Here is a simple visualization how historians use sources:
The world of the past is vast and, ultimately unknowable in its entirety. We depend on attempts to record and represent the world of the past when we write history.
Primary Sources are records that are created in the past. For understanding twelfth-century monks, for example, a historian might read a legal agreement between a donor and a monastery, could draw on archaeological remains from the monastery (such as sculpture or pottery fragments) or look at images of the monastery in contemporary manuscripts. Key here is the word "contemporary" i.e. records that are from the same (co) + time (tempus) as the events being studies.
What we consider a primary source is relative. A nineteenth-century history of a twelfth-century monastery (which we would consider a secondary source) can also be a primary source – if we were studying "nineteenth-century attitudes to the Middle Ages".
Secondary sources are attempts by people (often historians, but not always) to look back and describe/ understand the past. Usually historians base their arguments and representations of the past on primary sources, but they often also refer to other secondary sources that have already been written by their time.
They can take the form of:
conference presentations (the usual first step of academic inquiry is to present initial findings and thoughts in a 15-30 minute talk at a scholarly conference).
journal articles (usually narrowly-focused write up of research; can also be survey of other secondary sources - i.e. a "literature review").
monographs (a book written on a single topic; parts of it might originally have been written up as different articles)
edited volumes (a collection of essays and articles written by several people loosely organized around a single theme.
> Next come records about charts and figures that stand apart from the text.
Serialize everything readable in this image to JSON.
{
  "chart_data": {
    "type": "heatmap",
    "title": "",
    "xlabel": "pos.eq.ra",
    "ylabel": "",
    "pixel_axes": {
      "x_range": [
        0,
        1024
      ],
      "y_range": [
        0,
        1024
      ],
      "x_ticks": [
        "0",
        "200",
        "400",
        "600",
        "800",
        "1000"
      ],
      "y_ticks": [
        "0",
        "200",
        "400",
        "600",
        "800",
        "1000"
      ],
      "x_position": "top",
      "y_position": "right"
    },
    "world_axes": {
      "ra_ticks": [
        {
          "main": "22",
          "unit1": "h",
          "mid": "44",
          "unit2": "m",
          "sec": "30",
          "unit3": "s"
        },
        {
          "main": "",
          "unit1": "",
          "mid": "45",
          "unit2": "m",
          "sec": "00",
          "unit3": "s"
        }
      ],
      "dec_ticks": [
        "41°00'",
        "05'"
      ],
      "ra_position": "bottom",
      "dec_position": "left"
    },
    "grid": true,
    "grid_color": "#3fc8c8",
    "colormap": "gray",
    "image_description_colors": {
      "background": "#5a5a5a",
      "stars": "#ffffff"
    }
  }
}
Often are proceedings from conferences).
Tertiary sources are attempts to summarize what has been argued in secondary sources without engaging in original research on its own. These are sources like encyclopedias or dictionaries. They do not attempt to be cutting edge but rather summarize what is generally understood in reputable scholarship about a topic. This is why you will see on Wikipedia, for example, that an article is criticized for containing "original thought" (i.e. trying to be a secondary source) which is something Wikipedia seeks to prohibit.